David Goldstein - Abuse in gTLDs More Likely With Laxer Eligibility Rules and Lower Prices


    Abuse in the domain name system is a serious topic. Examples of abuse include spam, phishing, and malware distribution. To examine the issues of abuse in generic top level domains, both legacy and new, ICANN commissioned a study to compare the rates of these activities, as well as employing inferential statistical analysis to measure the effects of Domain Name System Security Extensions (DNSSEC), domain parking and registration restrictions on abuse rates using historical data covering the first three full years of the New gTLD Program from 2014 to 2016.

    The report, Statistical Analysis of DNS Abuse in gTLDs, made a number of key findings which were:

    • the amount of "compromised" (i.e. "hacked") domains appear higher in legacy gTLDs
    • the amount of "maliciously registered" (i.e. domains registered for malicious purposes) appear higher in new gTLDs
    • registration restrictions appear to have an impact on reduced abuse rates with the more open new gTLDs having higher abuse counts
    • abuse counts—or absolute number of abused domains—show relatively constant and higher levels of abuse in legacy gTLDs and an upward trend of abuse in new gTLDs
    • with some exceptions and spikes, rates of phishing and malware domains in new gTLDs, which are based on an "abused domains per 10,000" ratio, tend to be lower than in legacy gTLDs. Phishing and malware trends in new and legacy gTLDs appear to be converging to similar levels by the end of 2016
    • privacy and proxy service-associated domains do not appear to correlate with abnormally high levels of abuse.

    The problem of abuse is not occurring in all of the new gTLDs.
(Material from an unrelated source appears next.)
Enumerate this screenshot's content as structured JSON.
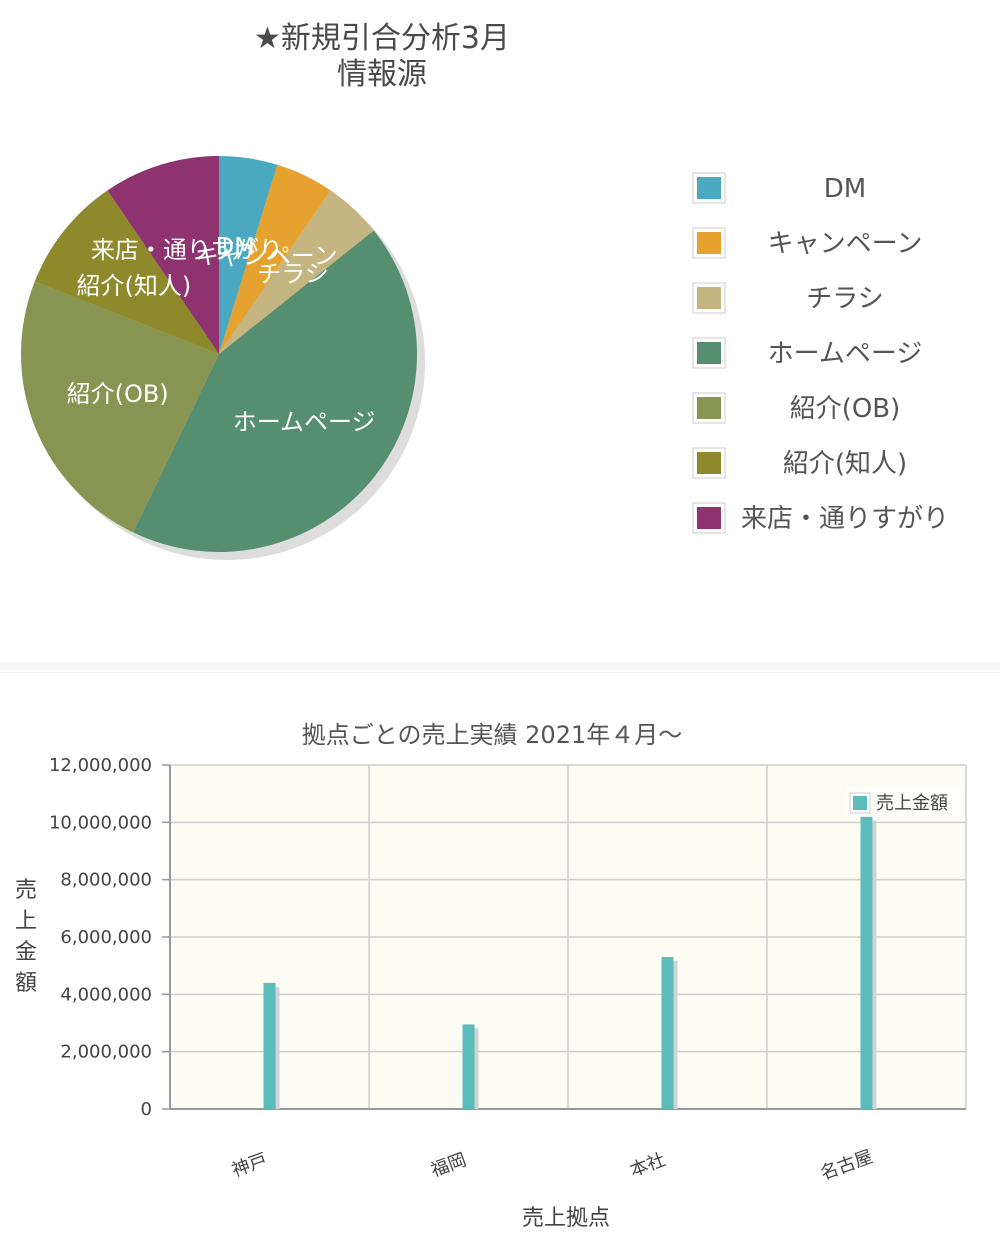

When looking at the problems among these new gTLDs, the report found that around a third available for public registration did not experience a single spam incident in the last quarter of 2016. But of those experiencing spam, Spamhaus blacklisted at least 10% of all registered domains in as many as 15 new gTLDs at the end of 2016.

    The report found higher concentrations of compromised domains in legacy gTLDs, however miscreants frequently choose to maliciously register domain names using one of the new gTLDs. The registry operators of the most abused new gTLDs compete on price. The report found that the retail registration prices of these were occasionally below US$1 or even $0.50, which was lower than the registration fee for .com domains. The report was uncertain though if pricing is the only factor driving high concentrations of maliciously registered domains.
    In their conclusion, the report suggests “that some new gTLDs have become a growing target for malicious actors. Competitive domain registration prices, unrestrictive registration practices, a variety of other registration options such as available payment methods, free services such as DNS or WHOIS privacy, and finally the increased availability of domain names decrease barriers to abuse and may make some new gTLDs targets for cybercriminals.”